À la vue des premières images, on pouvait craindre un film trop beau et trop lisse, loin de correspondre au monde imaginé par Frank Herbert. Il n’en est rien, Dune entreprenant très rapidement de donner vie à cet univers de manière concrète et organique. Le soin apporté aux décors, aux costumes, à la photographie, aux effets spéciaux, à la musique (Hans Zimmer toujours un brin endormi sur ses claviers mais dont la partition correspond parfaitement à la tonalité du film) et même au travail général sur le sound design (qui transforme parfois le film en expérience sensorielle) confirme l’exigence de la production. Point de Marvel ici où l’on se moque parfois de voir les fonds verts et de confier les scènes d’action à une équipe de prévisualisation, ici tout est mené de main de maître, dans la volonté claire de réconcilier blockbuster et cinéma.

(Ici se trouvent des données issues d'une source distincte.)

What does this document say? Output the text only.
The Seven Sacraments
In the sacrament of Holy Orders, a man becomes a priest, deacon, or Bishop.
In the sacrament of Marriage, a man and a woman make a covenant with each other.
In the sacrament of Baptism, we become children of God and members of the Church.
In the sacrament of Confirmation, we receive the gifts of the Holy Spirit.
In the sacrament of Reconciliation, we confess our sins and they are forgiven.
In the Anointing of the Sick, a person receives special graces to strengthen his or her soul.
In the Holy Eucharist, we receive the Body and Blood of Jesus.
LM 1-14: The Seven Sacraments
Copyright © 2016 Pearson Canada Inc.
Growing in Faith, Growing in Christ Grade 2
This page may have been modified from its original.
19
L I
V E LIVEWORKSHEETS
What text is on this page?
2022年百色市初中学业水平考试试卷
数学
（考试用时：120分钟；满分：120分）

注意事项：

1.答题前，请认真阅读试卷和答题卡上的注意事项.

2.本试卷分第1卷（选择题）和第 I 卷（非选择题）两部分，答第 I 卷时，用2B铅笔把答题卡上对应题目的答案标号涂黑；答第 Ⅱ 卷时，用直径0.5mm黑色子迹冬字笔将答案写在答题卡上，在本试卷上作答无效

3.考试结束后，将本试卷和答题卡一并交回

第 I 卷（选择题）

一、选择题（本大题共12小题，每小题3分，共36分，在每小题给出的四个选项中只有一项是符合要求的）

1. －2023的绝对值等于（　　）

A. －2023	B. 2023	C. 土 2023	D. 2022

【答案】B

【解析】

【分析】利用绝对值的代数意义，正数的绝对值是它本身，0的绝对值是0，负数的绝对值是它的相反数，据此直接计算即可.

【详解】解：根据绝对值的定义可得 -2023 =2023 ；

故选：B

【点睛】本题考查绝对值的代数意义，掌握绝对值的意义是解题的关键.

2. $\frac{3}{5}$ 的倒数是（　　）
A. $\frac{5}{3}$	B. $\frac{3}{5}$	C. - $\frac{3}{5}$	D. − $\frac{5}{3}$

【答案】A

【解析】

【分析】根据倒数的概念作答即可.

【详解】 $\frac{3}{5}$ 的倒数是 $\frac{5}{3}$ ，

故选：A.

Quand on connaît l’accueil que le public américain a réservé à Blade Runner 2049, on est donc en droit de s’inquiéter sur la destinée de ce film sortant des canons habituels du divertissement de masse hollywoodien et qui demande à son public de s’y plonger corps et âme pour en saisir tous les enjeux. Car si la trajectoire de Paul Atréides est classique dans ses grandes lignes (jeune homme forcé de grandir en se retrouvant pris dans une situation qu’il n’a jamais voulue, élu qui n’a rien demandé terrifié par ses propres visions), Dune n’en brasse pas moins des enjeux politiques, écologiques et spirituels. Le film, fidèle à la prose d’Herbert, se concentre donc plus sur les personnages, leurs doutes, leurs peurs que sur le spectaculaire même si quand celui-ci est au rendez-vous, il est sacrément impressionnant.

Ayant toutes les allures d’une tragédie grecque, ce premier volet doit énormément à son fabuleux casting. Pour quiconque ayant lu les romans, il n’y a pas un seul acteur qui dénote dans les rôles qu’on leur a attribué. Timothée Chalamet confirme les espoirs placés en lui en donnant à Paul une profondeur et une gravité tout à fait de circonstances, Rebecca Ferguson fascine en Dame Jessica, Oscar Isaac dévore l’écran de son charisme en Duc Leto acceptant un cadeau empoisonné en toute connaissance de cause, Stellan Skarsgard terrifie en Baron Harkonnen, quand Josh Brolin et Jason Momoa sont les choix parfaits pour incarner les dévoués Gurney Halleck et Duncan Idaho. Dave Bautista, Zendaya et Javier Bardem, bien que parfaitement choisis également ont bien trop peu de temps de présence à l’écran pour qu’on puisse réellement en dire quoi que ce soit, les personnages étant appelés à être développés par la suite.

Une suite que l’on espère de tout cœur tant Denis Villeneuve réalise là une prouesse, adaptant enfin comme il se doit Dune, le cinéaste ayant su faire jusqu’au bout tous les bons choix pour ravir à la fois les fans du roman et les néophytes de l’univers, le film étant étonnamment compréhensible dans toutes les simplifications qu’il effectue. Ne sacrifiant jamais son intégrité artistique et son exigence pour faire venir les spectateurs, voilà bien un film presque unique en son genre, confirmant tout le bien que l’on pense de Denis Villeneuve dont le parcours, à l’image de celui de Paul Atréides, force l’admiration.